今は出発準備で忙しく微かな事で苛つくのも当たり前な気がしてタイスは申し訳なさそうに首をすくめた。
アッシュは気の短い方ではないが長い方でもない。
同期で一番気が短かいのは女性であるマリーで、逆に一番気が長かったのは当然ながらアスランだ。
首をすくめて近づいてきたタイスに怪訝そうな表情を一瞬浮かべたものの、それも直ぐに納めて軽く辺りに視線を漂わせてから、一呼吸置いた。
「アスランは?」
「艦長に呼ばれてる。ジェミニへの転属の手続きが必要だとかなんとか。相変わらず上は暢気というかなんというか。そうだ、お前にジャスティティアの幸いをって、伝えてくれって。見送りたいけど調整がつかないからって」
「……そんなことはどうでもいい。それより、アスランの耳にはまだ入れるなよ」
急に潜められた声に眉を顰めてアッシュを見やれば真剣な表情を浮かべていて、これから話されることがアスランに関する何か重要な事なのだと悟り、静かに頷くことで「黙っていること」を告げ先を促した。
「昨日、本部で耳にした。……アスランの父親であるエイドリアン氏に反乱軍を煽り先導し指導したという罪をひっかぶせて、軍法会議にかけて処分する話がある」
「……んだって……?」
「詳しいことは俺にもわからない。だが、それを提案しているのがドーマスカー大臣だ。連邦諸国内にも、軍内部にもエイドリアン氏を支持する勢力があるのは確かだ。特に宇宙艦隊はどちらかといえばエイドリアン氏寄りだしな。その辺りから今は舵取りで揉めてもいる。ブルームが暫定的とはいえ国として議会で認められた以上、ドーマスカー大臣のしていることに疑問をつける人間達も多い。一部では責任を問う声を上がっている。しかもテロが横行して国民の感情もしかりだ。大統領の演説は確かに見事だったが、それも付け焼き刃に近い。今回の帝国との戦争自体に疑問符も付いている上、このザマだ」
「…………上お得意の勢力争いかよ」
「お前は単純だな」という言葉をため息で表すと、再びタイスに耳を貸せと指で合図する。
「勢力争いだけじゃなさそうだ。上層部は宇宙艦隊に力を入れることも計画している。次の標的が月とコクーンであることは間違いない。エイドリアン氏はブルーム侵攻にも、月やコクーンとの敵対にも反対していた急先鋒だし、その辺りでいろいろあるだろう。どちらにしても、もしこの噂が本当なら……」
「考えたくもない。アスランのじいさんがアスランの父さんを殺すってことだろ? まったく、いつ時代の人間だってんだ! その噂……どこから」
「本部では…かなりの人間が知っている」
「なら、噂じゃないだろ」とタイスが呟くと同時に出発を告げる最終アナウンスが流れ、アッシュは言葉を切ってその声に耳を傾けた。

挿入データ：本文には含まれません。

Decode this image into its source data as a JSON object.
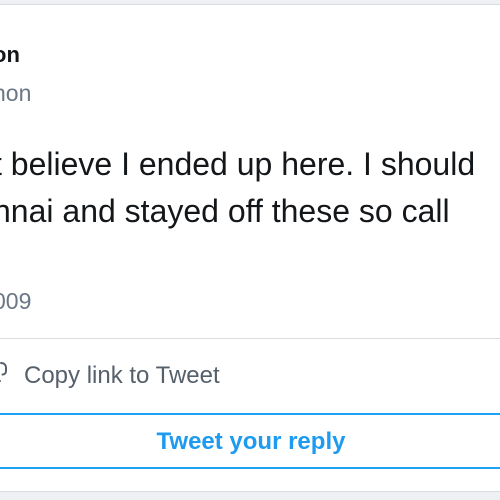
{
  "tweet": {
    "display_name": "on",
    "handle": "non",
    "text_lines": [
      "t believe I ended up here. I should",
      "nnai and stayed off these so call"
    ],
    "date": "009"
  },
  "actions": {
    "copy_link_label": "Copy link to Tweet",
    "copy_link_icon": "link-icon",
    "reply_label": "Tweet your reply"
  },
  "colors": {
    "accent": "#1da1f2",
    "text": "#14171a",
    "muted": "#6b7785",
    "divider": "#d9dde2"
  }
}
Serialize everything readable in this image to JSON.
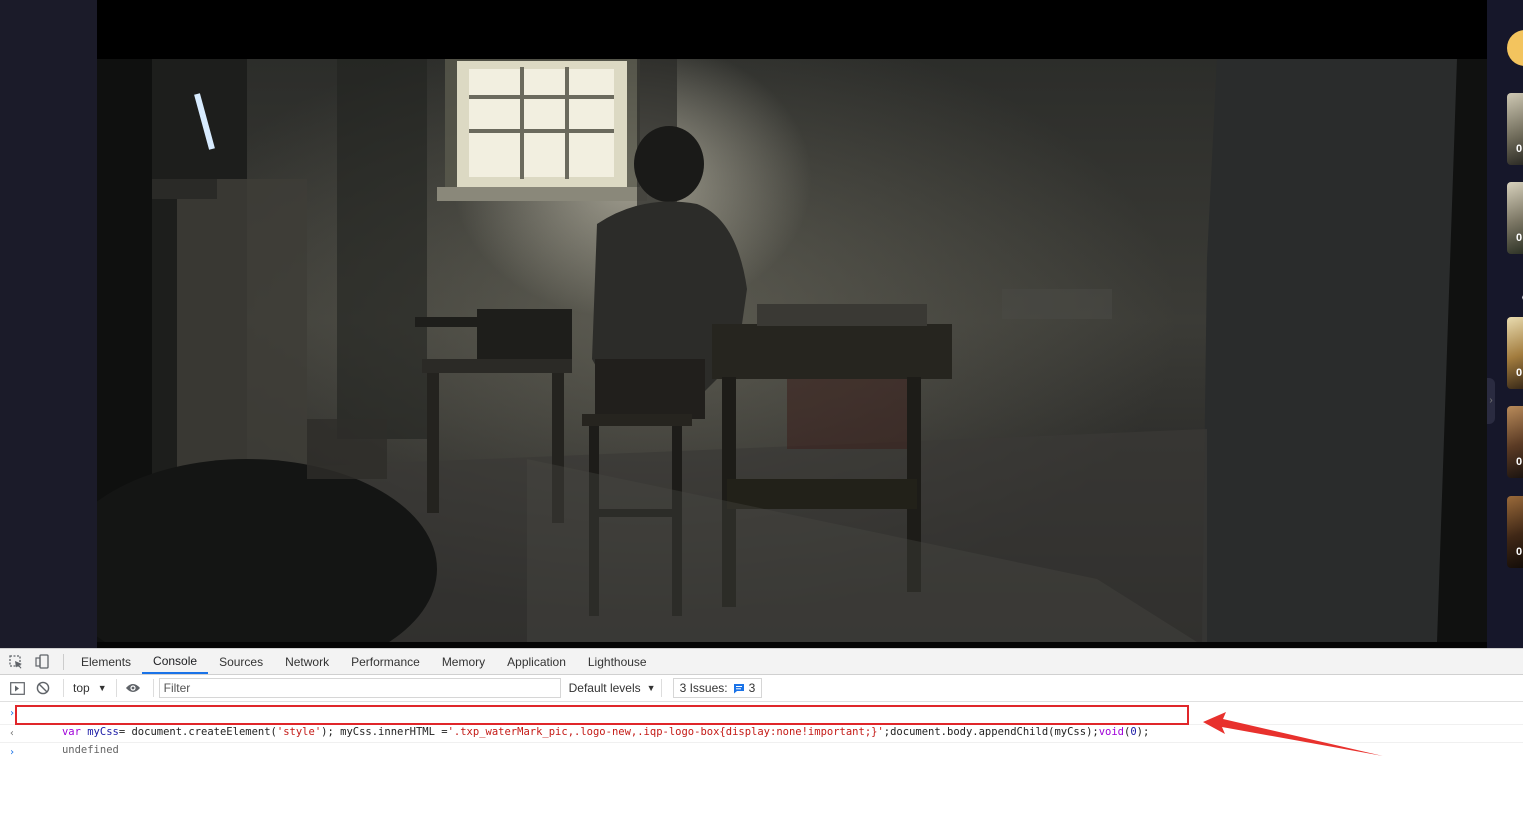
{
  "devtools": {
    "tabs": [
      {
        "label": "Elements"
      },
      {
        "label": "Console"
      },
      {
        "label": "Sources"
      },
      {
        "label": "Network"
      },
      {
        "label": "Performance"
      },
      {
        "label": "Memory"
      },
      {
        "label": "Application"
      },
      {
        "label": "Lighthouse"
      }
    ],
    "active_tab": "Console",
    "toolbar": {
      "context": "top",
      "filter_placeholder": "Filter",
      "levels": "Default levels",
      "issues_label": "3 Issues:",
      "issues_count": "3"
    },
    "console": {
      "input": {
        "k1": "var",
        "v1": "myCss",
        "p1": "= document.createElement(",
        "s1": "'style'",
        "p2": "); myCss.innerHTML =",
        "s2": "'.txp_waterMark_pic,.logo-new,.iqp-logo-box{display:none!important;}'",
        "p3": ";document.body.appendChild(myCss);",
        "k2": "void",
        "p4": "(",
        "n1": "0",
        "p5": ");"
      },
      "result": "undefined"
    }
  },
  "sidebar": {
    "thumbs": [
      {
        "label": "0"
      },
      {
        "label": "0"
      },
      {
        "label": "0"
      },
      {
        "label": "0"
      },
      {
        "label": "0"
      }
    ],
    "collapse_glyph": "《"
  },
  "colors": {
    "highlight": "#e0262a",
    "accent": "#1a73e8"
  }
}
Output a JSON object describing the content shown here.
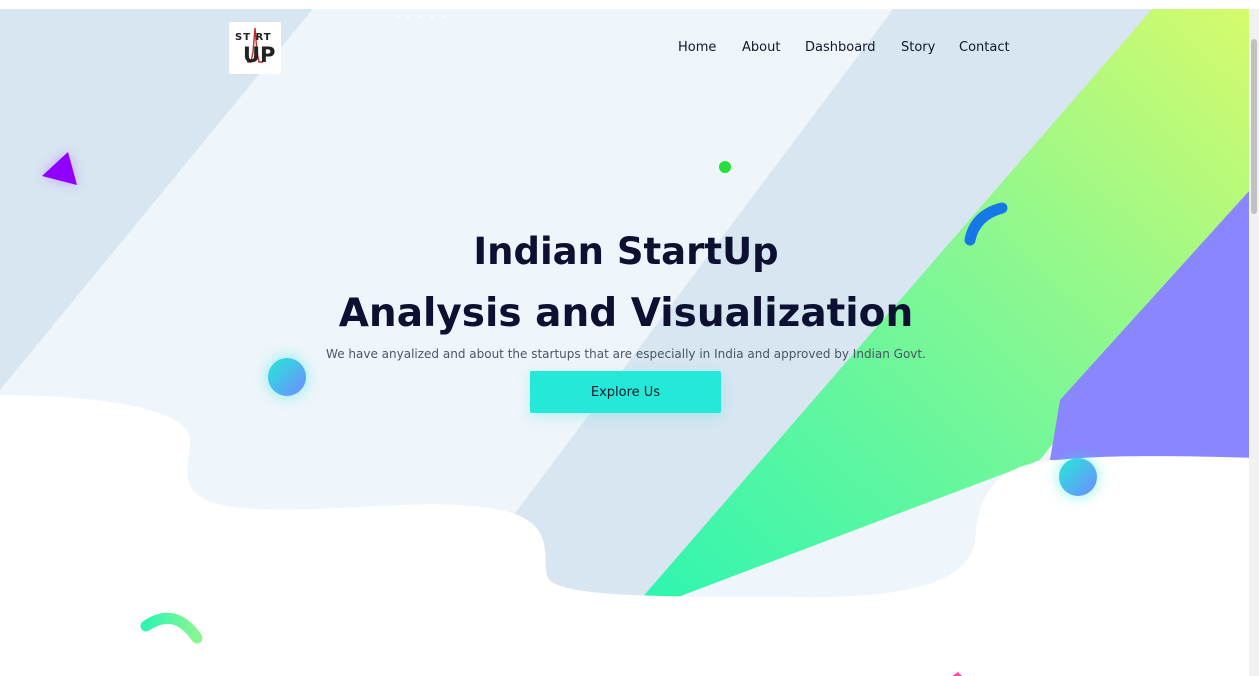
{
  "brand": {
    "logo_top": "ST RT",
    "logo_bottom": "UP"
  },
  "nav": {
    "items": [
      {
        "label": "Home"
      },
      {
        "label": "About"
      },
      {
        "label": "Dashboard"
      },
      {
        "label": "Story"
      },
      {
        "label": "Contact"
      }
    ]
  },
  "hero": {
    "title_line1": "Indian StartUp",
    "title_line2": "Analysis and Visualization",
    "subtitle": "We have anyalized and about the startups that are especially in India and approved by Indian Govt.",
    "cta_label": "Explore Us"
  },
  "colors": {
    "title": "#0c1131",
    "accent": "#25e9d8",
    "stripe_green": "#2ef5b0",
    "stripe_lime": "#d8fb6a",
    "stripe_purple": "#8a86ff"
  }
}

「お前は余計なことを言い過ぎる。注意しろよ。俺も人のことは言えないけどな」
常日頃、アスランが口にすることと同じ事をアッシュにまで言われ、さすがのタイスも渋面をくった。
「こういう時は、沈黙することに関して天才的なアスランが羨ましいな」
「そりゃ言えてる」
「じゃあ、またな」
一度だけアッシュは蒼穹を見上げてると、微かに笑みを浮かべた。
「またな」が次もあるようにと祈りながら。